We're not invisible anymore on the gold boat?, 2016
Acrylic on canvas, 100” X 68”
Omara te amo, 2016
Acrylic on canvas, 78” x 76”
So this is all about keeping the pure race, and getting rich?, 2021
Acrylic on canvas, 85” x 57”
W-E-L-C-O-M-E-N people for gold, land color sunbathing and almost dreaming on the Mediterranean, 2021
Acrylic on canvas, 70" X 90"
Killing elephants? We’re still waiting for your sorry, 2021-2022
Acrylic on canvas, 85” x 95”
The Black Nanny Holding a Pale Child, 2022?, 2021
Acrylic on canvas, 85” x 57”
Oscar "Waraka" Huaracayo Villanueva ( Peruvian-American, b. in Lima) first studied graphic design before receiving his bachelor's degree in fine arts (with a painting focus) at the Pontificia Universidad Católica del Perú (2001), where he received the Critics' Award for Best Painting in 1999 and 2000. He has held individual exhibitions in Lima (Galería Cecilia González, 2010) and Takoma Park, Maryland (Art Hop, 2013). He has participated in group shows in Madrid (U.S. Ambassador's Residence, 2022-present); La Habana (Galería Triana & Usich, 2017); Copenhagen (U.S. Ambassador's Residence, 2005); San Bernardino CA (National Orange Show, 2003); Los Angeles CA(Eagle Rock Community Cultural Center, 2002); and Lima (Centro Cultural de la PUCP, 2001). As a university student, Waraka was a founding member of Los Aguaitones artists collective (Lima, 1998-2001), creating numerous human rights-related murals and other public art installations, including collaborating with Spanish artist Darya Von Berner on Lupus Viator (1999).

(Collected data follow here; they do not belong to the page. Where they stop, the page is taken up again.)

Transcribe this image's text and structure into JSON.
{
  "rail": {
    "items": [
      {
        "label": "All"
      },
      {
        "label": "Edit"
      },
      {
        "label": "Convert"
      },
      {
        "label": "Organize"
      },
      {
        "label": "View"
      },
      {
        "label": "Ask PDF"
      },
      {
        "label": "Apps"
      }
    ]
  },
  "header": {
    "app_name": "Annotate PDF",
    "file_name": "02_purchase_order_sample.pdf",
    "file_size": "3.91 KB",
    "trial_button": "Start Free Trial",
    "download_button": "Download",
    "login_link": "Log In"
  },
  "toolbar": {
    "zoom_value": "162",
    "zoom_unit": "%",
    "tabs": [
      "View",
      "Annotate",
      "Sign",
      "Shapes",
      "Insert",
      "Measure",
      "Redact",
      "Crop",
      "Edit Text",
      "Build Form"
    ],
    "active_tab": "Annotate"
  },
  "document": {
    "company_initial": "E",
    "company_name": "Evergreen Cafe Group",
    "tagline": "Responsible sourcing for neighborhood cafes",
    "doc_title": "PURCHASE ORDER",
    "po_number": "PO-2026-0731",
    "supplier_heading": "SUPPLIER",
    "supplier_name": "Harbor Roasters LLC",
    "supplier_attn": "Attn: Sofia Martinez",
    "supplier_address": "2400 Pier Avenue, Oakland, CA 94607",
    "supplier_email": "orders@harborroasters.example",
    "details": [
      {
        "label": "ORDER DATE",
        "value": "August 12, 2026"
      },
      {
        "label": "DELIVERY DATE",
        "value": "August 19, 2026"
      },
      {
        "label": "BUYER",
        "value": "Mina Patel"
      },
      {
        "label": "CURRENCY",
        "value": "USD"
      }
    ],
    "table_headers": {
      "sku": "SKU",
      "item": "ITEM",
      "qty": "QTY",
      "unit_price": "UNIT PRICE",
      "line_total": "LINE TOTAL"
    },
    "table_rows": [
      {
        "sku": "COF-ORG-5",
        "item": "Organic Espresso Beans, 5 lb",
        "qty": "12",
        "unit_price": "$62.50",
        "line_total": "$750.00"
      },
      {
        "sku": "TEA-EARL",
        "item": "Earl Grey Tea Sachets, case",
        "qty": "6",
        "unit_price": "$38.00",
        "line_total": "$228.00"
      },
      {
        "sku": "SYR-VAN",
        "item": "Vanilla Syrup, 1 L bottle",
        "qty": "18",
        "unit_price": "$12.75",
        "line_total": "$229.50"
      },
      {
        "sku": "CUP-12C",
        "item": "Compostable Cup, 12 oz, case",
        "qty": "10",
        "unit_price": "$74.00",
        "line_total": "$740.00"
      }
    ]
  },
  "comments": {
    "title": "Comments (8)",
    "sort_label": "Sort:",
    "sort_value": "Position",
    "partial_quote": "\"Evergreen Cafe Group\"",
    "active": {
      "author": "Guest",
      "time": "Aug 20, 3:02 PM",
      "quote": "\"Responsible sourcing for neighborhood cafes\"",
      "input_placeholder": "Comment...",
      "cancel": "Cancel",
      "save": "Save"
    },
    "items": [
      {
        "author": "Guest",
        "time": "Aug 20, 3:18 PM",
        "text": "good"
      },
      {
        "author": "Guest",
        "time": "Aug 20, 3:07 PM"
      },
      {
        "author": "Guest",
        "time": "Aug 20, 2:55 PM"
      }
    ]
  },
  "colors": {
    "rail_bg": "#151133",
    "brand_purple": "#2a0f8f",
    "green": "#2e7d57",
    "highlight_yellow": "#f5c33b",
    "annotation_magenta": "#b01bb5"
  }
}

I was born on the seashore of Lima in a multiracial family, to a light-skinned "chola" mom from the Peruvian Andes (Huancavelica), whose first language was Quechua but who switched to castellano/Spanish when she moved to Lima for a better life, and to a dark-cobrizo "cholo" dad, also from the Andes (Puno, near Lake Titicaca). Their designation as "cholos" (a pejorative word, but used lovingly within families) based on skin color and language was made according to the system of castes imposed during the Spanish colonization of the Americas, which in turn was based on an ideology of racial "cleanliness." An individual with "stained blood" had limited rights, strictly determined by the individual's "race" or "caste." Despite no longer being as rigid as during colonial times, nor being legal, I can see that these perverse practices, linking racism and sexism, are still present today in our modern system civilization.
My pseudo-clandestinity and almost nomadic life, having lived in many countries with my wife and kids since becoming an American citizen, has impacted my perceptions of the world and even my way of making art. Each new place we move to, I am unknown and must start over. Through this experience, I feel I can better understand those affected by forced migrations. I have made my art in Copenhagen, balancing my paint strokes with my then-baby daughter Nina; Tijuana on the border with San Diego; in the bohemian district of Barranco, Lima, next to the Pacific; on a balcony overlooking a colonial neighborhood in Old Havana, where I changed mediums because of the difficulty of finding art supplies; and now in Malasaña, Madrid. My images tend to be between abstract and figurative, and my colors and techniques have changed over time, but always my active strokes make my painting a very physical activity. Due to my background in making murals with my artists collective colleagues, I feel very comfortable with large formats.
Through these lenses of decolonization and nomadism, in my art, I explore my own biography, blood, flesh, and identity. I consider myself under construction. In my art practice, I critique perceptions of beauty ideals, stereotypes, and myths, to create a dialogue between the ideas of inclusion, dignity, and subjectivity by addressing beauty in the form of people of color, making room for those who are often not included in the definition of "beauty." Most of my subjects are people of color from ordinary walks of life (myself included), and my work focuses on their stories and histories.
I believe decolonization is not only an obligation, but a personal commitment to transform this world to a better, more human place, I have two options--to live inside this system and against it, or die inside. Vive l'art!